15 – Nous quittons la forêt de Coucy pour nous rendre aux échelons tout près de St Paul aux Bois ( 8 kil)
16 – Je passe à la 17 ème batterie – St Paul aux Bois – St Crespin aux bois ( 25 kil)
17 – St Crespin – Le Berval.( commune de Bonneuil-en-valois) Nous traversons une partie de la forêt de Compiègne (25 kil
18 – Le Berval – Le Plessier aux bois – 20 kil – Le lendemain 19 je profite du séjour pour aller à cheval avec Azière jusqu’à Villers-Cotterets
21 – Nous quittons le Plessier à 10 heures du soir. Cette étape au pas est plutôt pénible. Après minuit le sommeil nous gagne et bercé par le pas des chevaux on s’endort pendant quelques secondes et on se réveille brusquement en perdant l’équilibre sur sa selle. Après deux ou trois ruptures d’équilibre de ce genre je me décide à mettre pied à terre d’autant plus que la nuit est fraiche. Après 2 kilomètres de marche je suis réchauffé et réveillé et je remonte à cheval pour arriver un peu avant l’aube à Belleau. Il est environ 4 heures quand nous arrivons à l’emplacement du village. Il ne reste absolument rien, pas une maison debout, seules quelques caves restent utilisables. L’une d’elles est même déjà habitée par les propriétaires qui sont revenus depuis le recul des Allemands. C’est dans le bois voisin que les Américains débutèrent sur le front français ; ils s’en emparèrent mais en essuyant de lourdes pertes.
Nous installons P.C. et popote dans une cave.
Le 22 je vais avec le cuisinier à Château-Thierry faire quelques achats pour la popote. Certains quartiers de la ville ont beaucoup souffert. Nous restons très peu de temps nos achats terminés nous remontons en voiture et en avant Chocolat (J’ai oublié de vous présenter Chocolat. C’est le cheval de l’Etat-Major de la 17 è Batterie. Il trotte bien tout en étant très doux. La couleur chocolat au lait vous indique le nom dont il a été gratifié)
Nous passons encore une journée dans nos ruines et le 24 à une heure du matin par un temps clair et froid nous quittons Belleau pour Fresnes ( 25 kil.) Il y a beaucoup d’hésitation dans notre marche et après avoir bu le café vers 6 heures du matin sur le bord de la route nous repartons après 2 heures d’arrêt pour arriver à Fresnes dans la matinée. Nous n’avons pas le temps de nous y installer ; nous en repartons le même soir à 11 heures pour aller cantonner au Bois de Brouillet ( 22 kil). Nous arrivons un peu avant l’aube et nous attendons que le jour arrive pour nous caser plus mal que bien dans cette région humide. Il a plu légèrement cette nuit et le fait de s’introduire sous ces branches mouillées n’a rien d’agréable surtout après deux nuits presque sans sommeil.

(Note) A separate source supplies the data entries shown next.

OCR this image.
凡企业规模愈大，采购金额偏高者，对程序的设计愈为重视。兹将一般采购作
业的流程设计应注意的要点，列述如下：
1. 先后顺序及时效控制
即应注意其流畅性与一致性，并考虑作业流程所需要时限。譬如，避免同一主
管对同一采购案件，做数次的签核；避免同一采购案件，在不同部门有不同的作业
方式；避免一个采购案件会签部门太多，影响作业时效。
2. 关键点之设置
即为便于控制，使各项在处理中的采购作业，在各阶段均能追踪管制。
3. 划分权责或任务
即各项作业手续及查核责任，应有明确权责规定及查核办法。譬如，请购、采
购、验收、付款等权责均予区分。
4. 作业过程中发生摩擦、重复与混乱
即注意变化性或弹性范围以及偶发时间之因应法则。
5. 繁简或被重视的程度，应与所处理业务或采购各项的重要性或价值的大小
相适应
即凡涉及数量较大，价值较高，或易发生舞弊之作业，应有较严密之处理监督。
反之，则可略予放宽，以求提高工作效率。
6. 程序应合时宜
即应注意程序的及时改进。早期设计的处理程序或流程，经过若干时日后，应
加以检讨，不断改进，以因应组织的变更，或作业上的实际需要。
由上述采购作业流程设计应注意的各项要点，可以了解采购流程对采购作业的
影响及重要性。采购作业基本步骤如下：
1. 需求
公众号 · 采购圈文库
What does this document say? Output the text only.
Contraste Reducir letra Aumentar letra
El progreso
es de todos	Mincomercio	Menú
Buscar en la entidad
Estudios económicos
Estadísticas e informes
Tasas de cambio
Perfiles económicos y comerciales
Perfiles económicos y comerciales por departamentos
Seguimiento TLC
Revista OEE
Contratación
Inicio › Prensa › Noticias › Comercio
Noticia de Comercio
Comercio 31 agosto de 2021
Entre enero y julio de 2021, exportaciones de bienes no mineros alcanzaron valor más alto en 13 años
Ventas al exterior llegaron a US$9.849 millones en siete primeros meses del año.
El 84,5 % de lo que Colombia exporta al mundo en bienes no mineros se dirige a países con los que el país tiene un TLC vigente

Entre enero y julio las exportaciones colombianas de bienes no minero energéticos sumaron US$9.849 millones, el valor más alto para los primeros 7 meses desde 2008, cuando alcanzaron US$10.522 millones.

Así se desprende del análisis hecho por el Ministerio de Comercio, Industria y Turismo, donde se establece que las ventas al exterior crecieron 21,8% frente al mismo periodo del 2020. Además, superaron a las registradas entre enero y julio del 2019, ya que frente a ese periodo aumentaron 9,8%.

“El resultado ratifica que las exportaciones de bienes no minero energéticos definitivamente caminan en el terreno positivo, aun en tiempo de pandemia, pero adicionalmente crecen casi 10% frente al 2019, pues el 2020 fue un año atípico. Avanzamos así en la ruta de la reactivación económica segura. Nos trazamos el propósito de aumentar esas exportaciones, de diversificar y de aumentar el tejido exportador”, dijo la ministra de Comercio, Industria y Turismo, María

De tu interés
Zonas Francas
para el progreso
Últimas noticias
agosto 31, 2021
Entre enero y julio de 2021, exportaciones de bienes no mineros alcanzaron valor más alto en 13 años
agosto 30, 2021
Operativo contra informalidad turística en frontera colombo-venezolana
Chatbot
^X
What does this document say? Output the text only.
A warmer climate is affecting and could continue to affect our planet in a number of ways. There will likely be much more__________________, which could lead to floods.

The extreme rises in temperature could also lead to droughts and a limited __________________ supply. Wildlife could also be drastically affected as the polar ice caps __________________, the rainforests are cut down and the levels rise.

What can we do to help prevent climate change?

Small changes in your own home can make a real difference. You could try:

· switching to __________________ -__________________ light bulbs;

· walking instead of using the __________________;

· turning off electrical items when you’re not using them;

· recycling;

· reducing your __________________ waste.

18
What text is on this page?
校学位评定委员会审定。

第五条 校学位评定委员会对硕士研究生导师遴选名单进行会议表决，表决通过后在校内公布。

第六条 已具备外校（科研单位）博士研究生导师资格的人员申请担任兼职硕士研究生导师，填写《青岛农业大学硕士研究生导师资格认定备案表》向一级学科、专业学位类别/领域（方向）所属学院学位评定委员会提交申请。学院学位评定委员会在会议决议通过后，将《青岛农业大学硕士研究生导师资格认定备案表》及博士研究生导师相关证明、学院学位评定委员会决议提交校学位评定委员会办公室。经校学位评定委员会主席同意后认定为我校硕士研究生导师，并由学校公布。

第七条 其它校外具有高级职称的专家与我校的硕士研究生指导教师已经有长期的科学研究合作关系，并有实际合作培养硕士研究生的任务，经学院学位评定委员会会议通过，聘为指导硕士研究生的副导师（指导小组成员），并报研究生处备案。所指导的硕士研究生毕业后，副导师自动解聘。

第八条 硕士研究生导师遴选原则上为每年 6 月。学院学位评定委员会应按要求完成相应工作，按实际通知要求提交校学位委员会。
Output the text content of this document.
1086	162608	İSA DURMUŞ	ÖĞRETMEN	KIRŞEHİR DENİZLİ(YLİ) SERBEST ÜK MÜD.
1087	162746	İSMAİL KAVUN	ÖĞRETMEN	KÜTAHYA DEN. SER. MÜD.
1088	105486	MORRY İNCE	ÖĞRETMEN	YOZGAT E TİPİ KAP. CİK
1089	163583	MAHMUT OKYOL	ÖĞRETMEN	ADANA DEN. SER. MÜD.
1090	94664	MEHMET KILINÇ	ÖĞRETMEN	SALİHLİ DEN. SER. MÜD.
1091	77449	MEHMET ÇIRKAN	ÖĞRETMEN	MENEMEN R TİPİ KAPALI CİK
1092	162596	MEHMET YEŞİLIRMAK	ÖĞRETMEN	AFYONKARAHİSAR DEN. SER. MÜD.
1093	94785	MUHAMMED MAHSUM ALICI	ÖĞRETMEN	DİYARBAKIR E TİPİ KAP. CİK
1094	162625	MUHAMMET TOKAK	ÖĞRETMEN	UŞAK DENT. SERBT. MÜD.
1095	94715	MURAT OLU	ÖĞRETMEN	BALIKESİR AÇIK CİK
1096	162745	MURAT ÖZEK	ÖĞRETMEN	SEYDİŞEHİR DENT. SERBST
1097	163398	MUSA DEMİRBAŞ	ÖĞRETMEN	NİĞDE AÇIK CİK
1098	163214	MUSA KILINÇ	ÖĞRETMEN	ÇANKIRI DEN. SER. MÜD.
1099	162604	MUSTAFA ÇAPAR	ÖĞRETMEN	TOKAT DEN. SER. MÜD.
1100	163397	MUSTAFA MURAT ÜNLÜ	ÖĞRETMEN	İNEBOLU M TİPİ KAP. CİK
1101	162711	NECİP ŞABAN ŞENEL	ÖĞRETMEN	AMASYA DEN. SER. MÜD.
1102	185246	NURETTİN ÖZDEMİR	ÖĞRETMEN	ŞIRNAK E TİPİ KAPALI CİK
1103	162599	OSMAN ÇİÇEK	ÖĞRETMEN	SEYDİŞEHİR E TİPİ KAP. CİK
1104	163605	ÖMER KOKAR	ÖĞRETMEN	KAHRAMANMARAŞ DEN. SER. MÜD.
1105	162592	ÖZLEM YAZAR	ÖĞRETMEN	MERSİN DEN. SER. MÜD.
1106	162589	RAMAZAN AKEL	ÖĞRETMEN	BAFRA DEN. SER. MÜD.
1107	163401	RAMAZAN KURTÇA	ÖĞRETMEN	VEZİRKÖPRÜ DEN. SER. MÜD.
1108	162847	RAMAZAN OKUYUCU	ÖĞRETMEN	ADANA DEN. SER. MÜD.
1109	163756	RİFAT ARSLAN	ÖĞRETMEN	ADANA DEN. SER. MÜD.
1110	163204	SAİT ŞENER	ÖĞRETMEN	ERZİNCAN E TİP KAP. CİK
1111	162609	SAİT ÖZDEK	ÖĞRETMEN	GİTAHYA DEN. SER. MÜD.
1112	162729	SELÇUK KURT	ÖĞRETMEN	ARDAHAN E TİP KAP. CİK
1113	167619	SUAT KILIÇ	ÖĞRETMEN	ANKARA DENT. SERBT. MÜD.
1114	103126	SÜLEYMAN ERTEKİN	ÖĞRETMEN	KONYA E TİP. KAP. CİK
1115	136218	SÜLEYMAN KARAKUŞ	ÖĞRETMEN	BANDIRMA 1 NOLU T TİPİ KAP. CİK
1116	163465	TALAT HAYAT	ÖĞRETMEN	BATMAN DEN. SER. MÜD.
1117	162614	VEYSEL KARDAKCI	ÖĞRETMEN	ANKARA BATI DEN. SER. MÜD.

Le 25 à 2 h du matin nous quittons le bois de Brouillet pour aller mettre (sic) en position à Villette (18 kil ) ( près de Fismes) nous y arrivons par un jour brumeux très favorable au déplacement d’artillerie. Le village n’est plus qu’un amas de ruines au milieu desquelles on ne distingue même plus l’emplacement des rues. Les places pièces sont placées en lisière du pays et légèrement camouflées. Nous installons nous-mêmes notre PC dans une maison un peu moins démolie que les autres il subsiste encore un e partie des pans de murs et le plafond assez solide supporte la toiture effondrée. Ce sera très confortable à condition toutefois qu’il ne pleuve pas. Tout à côté nous avons une petite cave qui nous servira de chambre à coucher. L’entrée à moitié obstruée oblige à y rentrer à quatre pattes et à l’intérieur deux seules positons possibles assise ou couchée.
Dès le 26 nous avons les honneurs des gros calibres et les abords de la position reçoivent 150 obus de 210.
Le 27 et le 28 nous ne recevons que quelques 105.
Le 29 n’ayant aucun tir en perspective je prends ma soirée pour aller voir mon ancien groupe qui est en position.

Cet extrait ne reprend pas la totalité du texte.